I point to Audrey Li, Adidas head of press in China, who is wearing some wide-leg Adidas trousers I’ve never seen before, covered in small bows, with a thicker three stripes that wrap slightly around the leg. “That’s part of our dance collection,” Ng says. “We wanted to really accentuate the beauty of the movement, so we took the three stripes and put it on a slanted execution, to elongate your legs. Since we launched this product last year, it’s become a phenomenon. We’ve continuously replenished. This is the third iteration of the product, not changing the design too much.” To promote the product, the brand held a pop up with KOLs (key opinion leaders), allowing them to customise their trousers, so she’d done the bows herself.
Adidas also worked with a Shanghai college dancing crew to promote the trousers, to demonstrate they are function as well as fashion. In the showroom, where I meet Li and Ng, there’s rails of China-exclusive product, with unique colourways or slightly altered silhouettes of iconic Adidas sneakers like the Gazelle or chunky knitwear in earthy tones, complete with the three stripes, which is a far cry from Adidas’s brightly coloured streetwear offering in the West.
Demonstrating creativity and finding talent
While the show is a major marketing push, Adidas wanted to prolong the experience and allow local consumers to get closer to the clothes.

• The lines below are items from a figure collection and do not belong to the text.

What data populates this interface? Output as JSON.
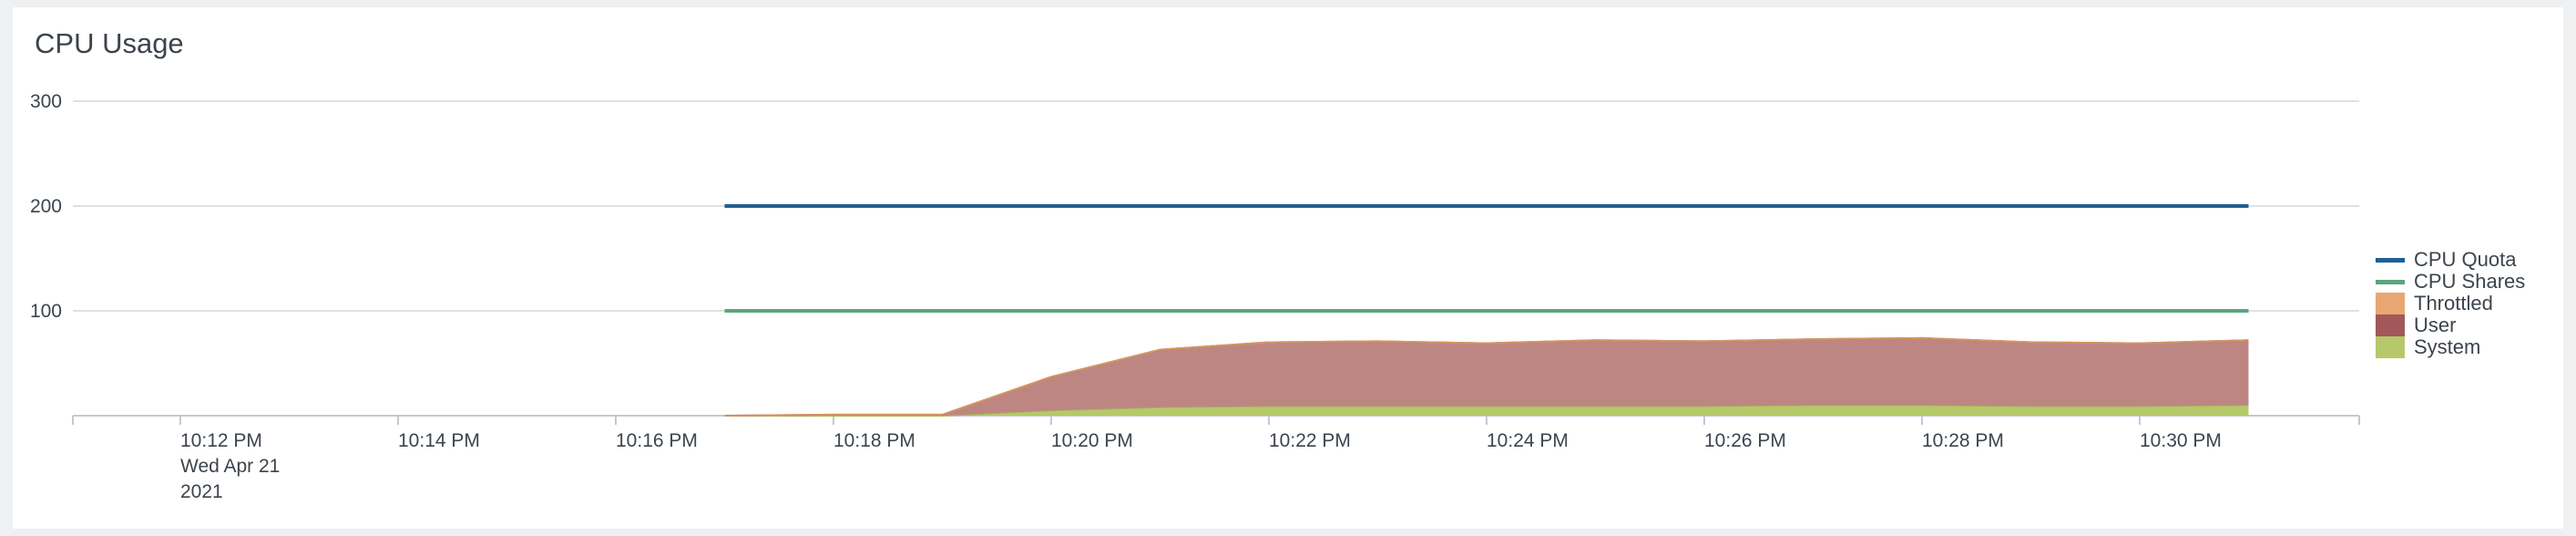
{
  "panel": {
    "title": "CPU Usage"
  },
  "chart_data": {
    "type": "area",
    "title": "CPU Usage",
    "xlabel": "",
    "ylabel": "",
    "ylim": [
      0,
      300
    ],
    "yticks": [
      100,
      200,
      300
    ],
    "xticks": [
      {
        "value": "10:12 PM",
        "sub": [
          "Wed Apr 21",
          "2021"
        ]
      },
      {
        "value": "10:14 PM"
      },
      {
        "value": "10:16 PM"
      },
      {
        "value": "10:18 PM"
      },
      {
        "value": "10:20 PM"
      },
      {
        "value": "10:22 PM"
      },
      {
        "value": "10:24 PM"
      },
      {
        "value": "10:26 PM"
      },
      {
        "value": "10:28 PM"
      },
      {
        "value": "10:30 PM"
      }
    ],
    "xlim": [
      "10:10 PM",
      "10:31 PM"
    ],
    "x": [
      "10:17 PM",
      "10:18 PM",
      "10:19 PM",
      "10:20 PM",
      "10:21 PM",
      "10:22 PM",
      "10:23 PM",
      "10:24 PM",
      "10:25 PM",
      "10:26 PM",
      "10:27 PM",
      "10:28 PM",
      "10:29 PM",
      "10:30 PM",
      "10:31 PM"
    ],
    "grid": true,
    "legend_position": "right",
    "series": [
      {
        "name": "System",
        "kind": "area",
        "color": "#b5c96a",
        "values": [
          0,
          0,
          0,
          5,
          8,
          9,
          9,
          9,
          9,
          9,
          10,
          10,
          9,
          9,
          10
        ]
      },
      {
        "name": "User",
        "kind": "area",
        "color": "#bd8683",
        "values": [
          0,
          1,
          1,
          32,
          55,
          61,
          62,
          60,
          63,
          62,
          63,
          64,
          61,
          60,
          62
        ]
      },
      {
        "name": "Throttled",
        "kind": "area",
        "color": "#e8a673",
        "values": [
          0,
          0,
          0,
          0,
          0,
          0,
          0,
          0,
          0,
          0,
          0,
          0,
          0,
          0,
          0
        ]
      },
      {
        "name": "CPU Shares",
        "kind": "line",
        "color": "#5ba57e",
        "values": [
          100,
          100,
          100,
          100,
          100,
          100,
          100,
          100,
          100,
          100,
          100,
          100,
          100,
          100,
          100
        ]
      },
      {
        "name": "CPU Quota",
        "kind": "line",
        "color": "#1f5f93",
        "values": [
          200,
          200,
          200,
          200,
          200,
          200,
          200,
          200,
          200,
          200,
          200,
          200,
          200,
          200,
          200
        ]
      }
    ],
    "legend": [
      {
        "name": "CPU Quota",
        "kind": "line",
        "color": "#1f5f93"
      },
      {
        "name": "CPU Shares",
        "kind": "line",
        "color": "#5ba57e"
      },
      {
        "name": "Throttled",
        "kind": "box",
        "color": "#e8a673"
      },
      {
        "name": "User",
        "kind": "box",
        "color": "#a2575a"
      },
      {
        "name": "System",
        "kind": "box",
        "color": "#b5c96a"
      }
    ]
  }
}
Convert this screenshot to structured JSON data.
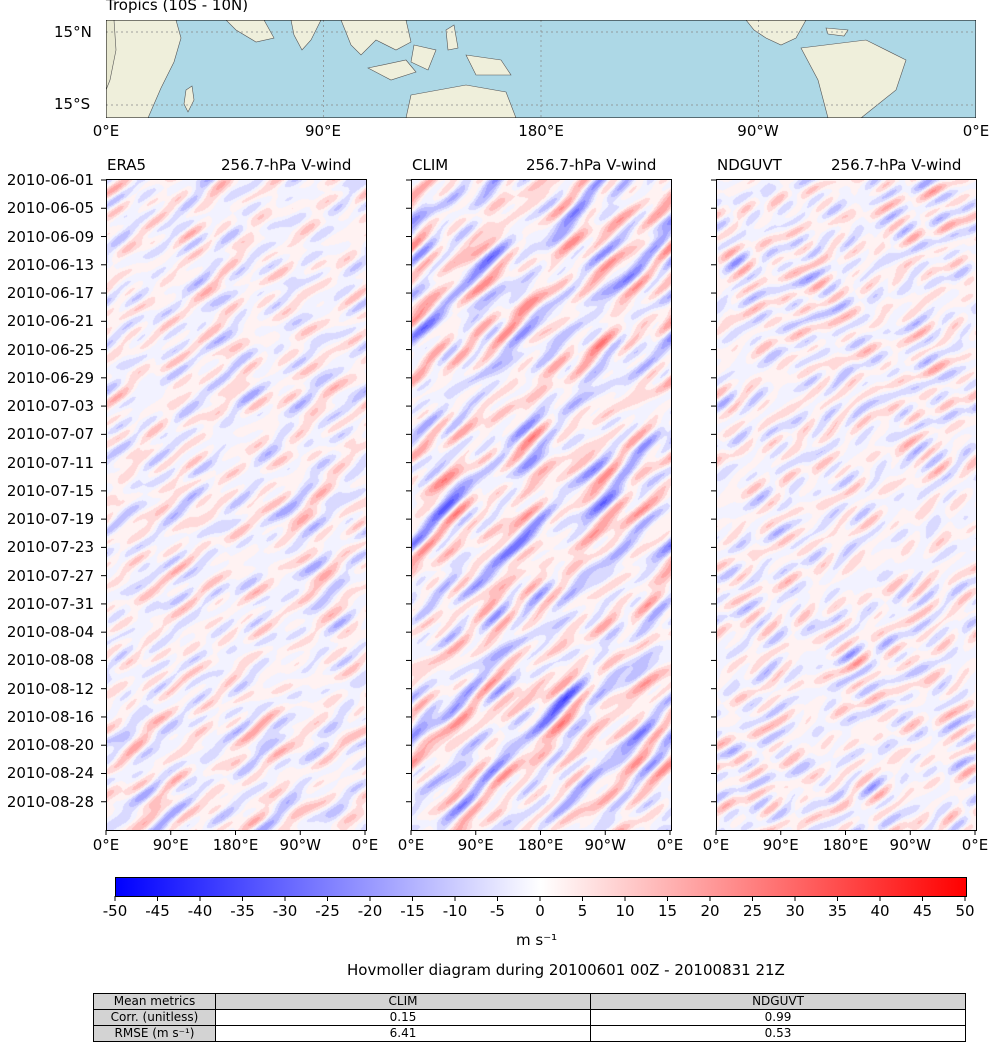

They transformed the show venue into a fashion hub from 17 to 19 October, with exhibition ‘A 20-Year Journey of Chinese Street Culture’ in collaboration with Hypebeast, alongside archive displays, product previews, displays of various collaborations and interactive experiences. “We want to make sure that this doesn’t just sit there as a video,” Ng says. “You can tell the story through just a 20-minute show. We want our consumers to understand the full value.”
Beyond engaging the Chinese consumer, the show is also designed to inspire young creative talents to work with Adidas. Many Shanghai designers have expressed that it’s challenging to find good designers in China, because many decamp to Europe or the US for their studies at schools like Parsons or Central Saint Martins, and go on to work at international brands.
“[Finding talent] is probably my utmost desire for the show,” Ng says. “I want to make sure people don’t miss out, that if you’re creative enough, this is where you should be and who you should be working with. Having creative talent is important for the future. A product at the end of the day you can sell for one year, two years, there’s an end to it. But good talents create unlimited opportunity.”
To measure the success of the show, of course, “there’s always a very simple objective” in terms of sales, Ng says. But there’s also a deeper goal. “This show is truly about what are the possibilities? We’re not going to focus so much on our past, because I think we already do a good job of telling people our history. It’s about what can be reimagined. China is a place where people are constantly looking for surprises — you need a lot more imagination.”